[appellant], wonende te [woonplaats], appellant,
het College van burgemeester en wethouders van de gemeente Amsterdam, gedaagde.
I. ONTSTAAN EN LOOP VAN HET GEDING
Namens appellant heeft mr. H. Stoppelenburg, advocaat te Amsterdam, op bij een aanvullend beroepschrift aangegeven gronden hoger beroep ingesteld tegen een door de rechtbank Amsterdam op 4 december 2001 tussen partijen gewezen uitspraak, reg. nr. 01/1824 NABW, waarnaar hierbij wordt verwezen.
Gedaagde heeft bij wijze van verweer medegedeeld dat hij zich conformeert aan het standpunt van de rechtbank en voorts, desgevraagd, nadere stukken ingezonden.
Het geding is behandeld ter zitting van 15 juni 2004, waar appellant niet is verschenen en waar gedaagde zich heeft doen vertegenwoordigen door drs. A. Brouwer, werkzaam bij de gemeente Amsterdam.
De Raad gaat bij zijn oordeelsvorming uit van de volgende, niet door partijen betwiste, feiten en omstandigheden.

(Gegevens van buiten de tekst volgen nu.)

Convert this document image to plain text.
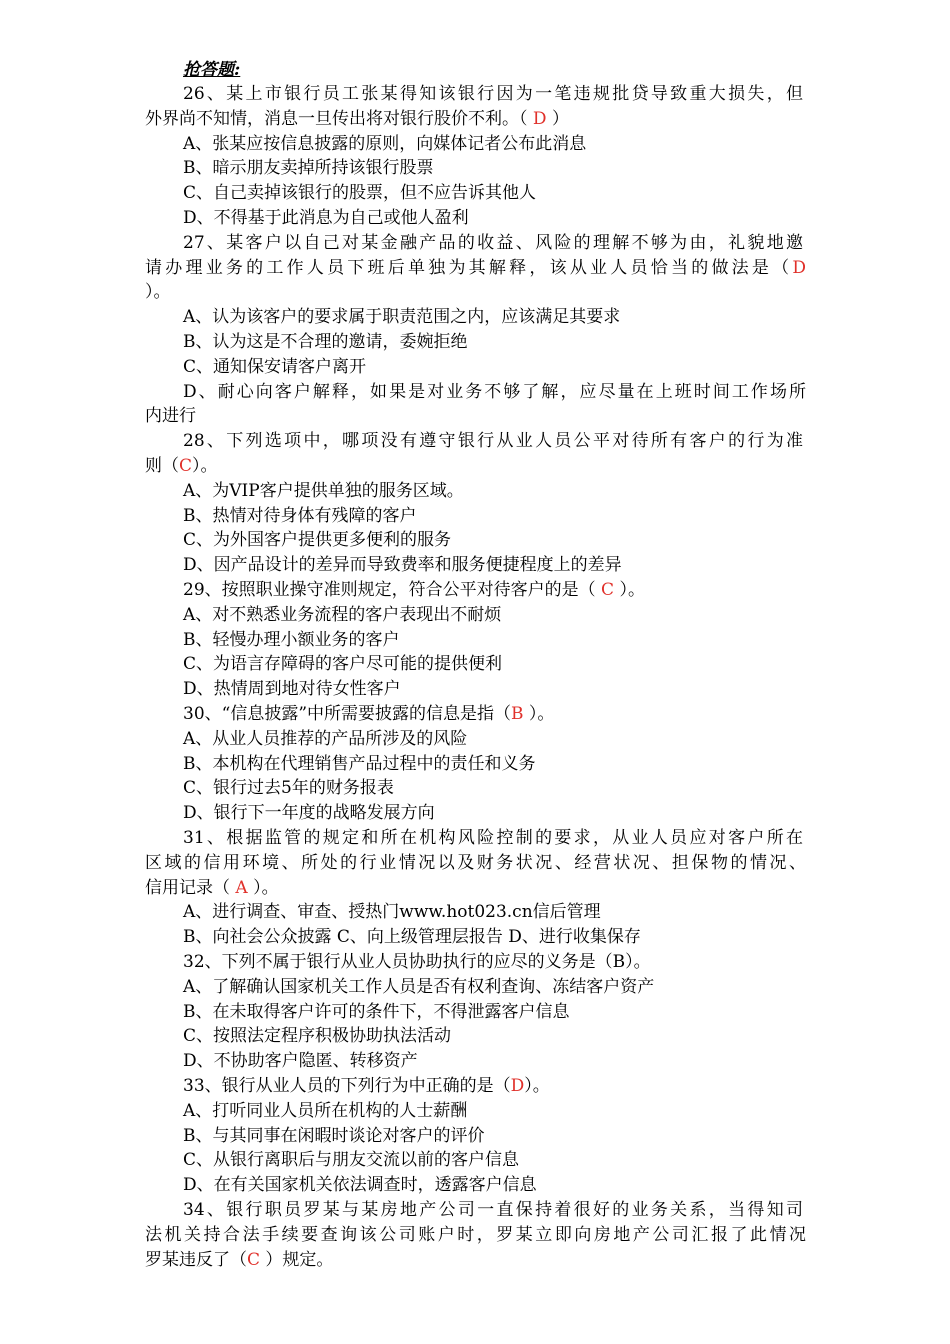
抢答题:
26、某上市银行员工张某得知该银行因为一笔违规批贷导致重大损失，但
外界尚不知情，消息一旦传出将对银行股价不利。（ D ）
A、张某应按信息披露的原则，向媒体记者公布此消息
B、暗示朋友卖掉所持该银行股票
C、自己卖掉该银行的股票，但不应告诉其他人
D、不得基于此消息为自己或他人盈利
27、某客户以自己对某金融产品的收益、风险的理解不够为由，礼貌地邀
请办理业务的工作人员下班后单独为其解释，该从业人员恰当的做法是（D
）。
A、认为该客户的要求属于职责范围之内，应该满足其要求
B、认为这是不合理的邀请，委婉拒绝
C、通知保安请客户离开
D、耐心向客户解释，如果是对业务不够了解，应尽量在上班时间工作场所
内进行
28、下列选项中，哪项没有遵守银行从业人员公平对待所有客户的行为准
则（C）。
A、为VIP客户提供单独的服务区域。
B、热情对待身体有残障的客户
C、为外国客户提供更多便利的服务
D、因产品设计的差异而导致费率和服务便捷程度上的差异
29、按照职业操守准则规定，符合公平对待客户的是（ C ）。
A、对不熟悉业务流程的客户表现出不耐烦
B、轻慢办理小额业务的客户
C、为语言存障碍的客户尽可能的提供便利
D、热情周到地对待女性客户
30、“信息披露”中所需要披露的信息是指（B ）。
A、从业人员推荐的产品所涉及的风险
B、本机构在代理销售产品过程中的责任和义务
C、银行过去5年的财务报表
D、银行下一年度的战略发展方向
31、根据监管的规定和所在机构风险控制的要求，从业人员应对客户所在
区域的信用环境、所处的行业情况以及财务状况、经营状况、担保物的情况、
信用记录（ A ）。
A、进行调查、审查、授热门www.hot023.cn信后管理
B、向社会公众披露 C、向上级管理层报告 D、进行收集保存
32、下列不属于银行从业人员协助执行的应尽的义务是（B）。
A、了解确认国家机关工作人员是否有权利查询、冻结客户资产
B、在未取得客户许可的条件下，不得泄露客户信息
C、按照法定程序积极协助执法活动
D、不协助客户隐匿、转移资产
33、银行从业人员的下列行为中正确的是（D）。
A、打听同业人员所在机构的人士薪酬
B、与其同事在闲暇时谈论对客户的评价
C、从银行离职后与朋友交流以前的客户信息
D、在有关国家机关依法调查时，透露客户信息
34、银行职员罗某与某房地产公司一直保持着很好的业务关系，当得知司
法机关持合法手续要查询该公司账户时，罗某立即向房地产公司汇报了此情况
罗某违反了（C ）规定。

Appellant ontving een uitkering op grond van de Regeling Opvang Asielzoekers (ROA). Nadat aan hem een vergunning tot verblijf was verleend is de toepassing van de ROA beëindigd en is hem met ingang van 1 juli 1997 een uitkering ingevolge de Algemene bijstandswet (Abw) toegekend. Appellant huurt vanaf 1 september 1998 een hem tevoren in het kader van de ROA ter beschikking gestelde woning, een zogenaamde omklapwoning. Appellant heeft een aanvraag ingediend om bijzondere bijstand in de inrichtingskosten van die woning, dit tot een bedrag van f 10.000,--. Gedaagde heeft, nadat bij appellant een huisbezoek was afgelegd, bij besluit van 9 november 1998 bijzondere bijstand toegekend in de vorm van een geldlening ten bedrage van f 1.905,78 en om niet ten bedrage van f 500,-- voor behangkosten.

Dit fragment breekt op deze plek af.